The number of class-action securities filings dropped in the first six months of 2013 compared with the same period last year. The trend continues a downturn in filings of securities suits that started in the second half of 2012.

The semiannual report prepared by the Stanford Law School Securities Class Action Clearinghouse in cooperation with Cornerstone Research shows that there were 74 class-action filings in the first six months of 2013, down from 88 filings in the first half of 2012, but an increase from the 64 filings observed in the second half of 2012.

According to the study, the slight increase in filings compared with the second half of 2012 is primarily due to a number of case filings brought against technology and energy companies. Out of the 74 filings, 10 involved technology and energy companies, compared with just four and three filings, respectively, in the first and second halves of 2012.

Since 1997, technology companies have observed a semi-annual average of 13 class-action filings, whereas energy companies have observed a semi-annual average of three. “Thus, the increase in technology filings relative to 2012 is a reversion to the historical average,” the study stated.

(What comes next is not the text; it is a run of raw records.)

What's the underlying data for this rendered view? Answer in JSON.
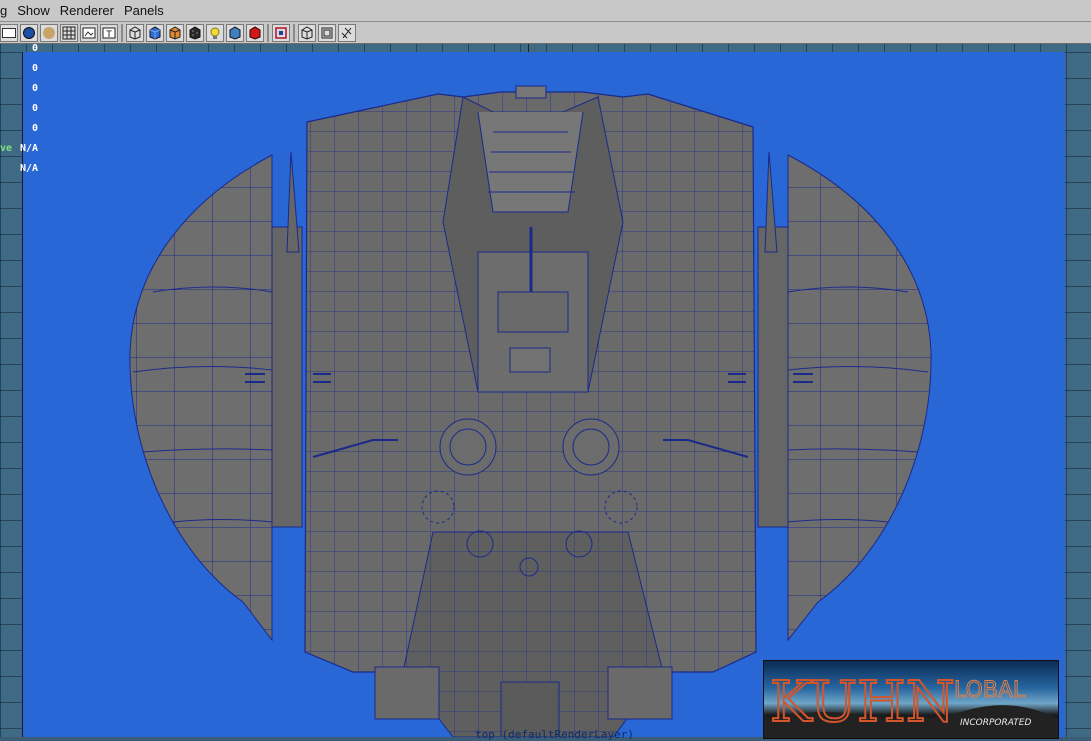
{
  "menu": {
    "items": [
      "g",
      "Show",
      "Renderer",
      "Panels"
    ]
  },
  "toolbar": {
    "icons": [
      "camera-attr-icon",
      "select-camera-icon",
      "lock-camera-icon",
      "grid-icon",
      "image-plane-icon",
      "resolution-gate-icon",
      "wireframe-icon",
      "smooth-shade-icon",
      "shaded-wireframe-icon",
      "textured-icon",
      "lights-icon",
      "shadows-icon",
      "xray-icon",
      "isolate-icon",
      "frame-all-icon",
      "frame-selection-icon",
      "snapshot-icon"
    ]
  },
  "hud": {
    "rows": [
      "0",
      "0",
      "0",
      "0",
      "0",
      "N/A",
      "N/A"
    ],
    "left_cut_label": "ve"
  },
  "viewport": {
    "background": "#2966d6",
    "camera_label": "top (defaultRenderLayer)"
  },
  "logo": {
    "main_text": "KUHN",
    "sub_text": "LOBAL",
    "tagline": "INCORPORATED"
  },
  "colors": {
    "mesh_fill": "#6e6e6e",
    "wire": "#1a2a8a",
    "menubar": "#c8c8c8"
  }
}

The increase in energy-related filings, primarily against oil and gas companies, is similar in magnitude to an uptick in energy filings observed in late 2011 and early 2012, before a slowdown in the second half of 2012. The uptick in these filings again in the first half of 2013 is likely a continuation of the elevated level of filings observed starting in the second half of 2011, according to the study.

For the first time this year, the study analyzed the progression and outcome of class actions based on institutional investors as lead plaintiffs. “In prior research, we have found that the presence of an institutional investor as the lead or co-lead plaintiff matters when it comes to settlements,” says John Gould, senior vice president of Cornerstone Research.

According to the study, filings involving institutional investors as lead plaintiffs were less likely to be dismissed and more likely to reach a ruling on summary judgment than filings without an institutional investor as a lead plaintiff. For filings from 1996 through 2010, 35 percent of cases with an institutional investor as a lead or co-lead plaintiff were dismissed, compared with 42 percent without an institutional investor.

The study also observed an increase in the number of case filings dismissed during 2008, 2009, and 2010. For cases that were filed in 2008, 50 percent have already been dismissed, whereas 53 and 56 percent of cases filed in 2009 and 2010, respectively, have been dismissed. “Recent filings do not yet allow us to determine if dismissal rates have continued to increase since 2010,” according to the study.

Other Findings

Case filings related to mergers and acquisitions remain steady from last year's numbers, but have slowed drastically compared to previous years. Seven federal filings associated with mergers and acquisitions took place during the first half of 2013, compared with eight and five in the first and second halves of 2012, respectively. These actions are now being pursued primarily in state courts after the unusual jump in federal M&A filings in 2010 and 2011.

The report also found that Chinese reverse merger filings have essentially ended. Two new cases were filed in the past six months, a substantial decline from the peak of 31 filings in 2011.

The loss of market capitalization associated with filings decreased in the first half of 2013 and remains far below the historical averages observed between 1997 and 2012. The total disclosure dollar loss of $25 billion in the first six months of 2013 was less than half of the semiannual average of $63 billion from 1997 to 2012.

The total maximum dollar loss of $113 billion in the first half of 2013 was 65 percent below the average of $326 billion in the six-month periods between 1997 and 2012.

Looking ahead, Joseph Grundfest, director of the Stanford Law School Securities Class Action Clearinghouse, says the “most significant development” in the securities fraud litigation market likely will be a change in defense litigation strategy.

In Amgen v. Connecticut Retirement Plans and Trust Funds, four justices of the Supreme Court invited arguments over the continued vitality of the “fraud on the market” theory—a legal rule that allows plaintiffs to prosecute class-actions without having to demonstrate that they actually relied on the alleged misrepresentation. “The defense bar is rising to the invitation,” says Grundfest.  

“We are observing class certification challenges on the grounds that the fraud on the market doctrine should not apply,” he says. “If this defense strategy is successful, and if the Supreme Court eventually backs away from the fraud on the market doctrine, then the class-action securities fraud litigation market will likely shrink significantly.”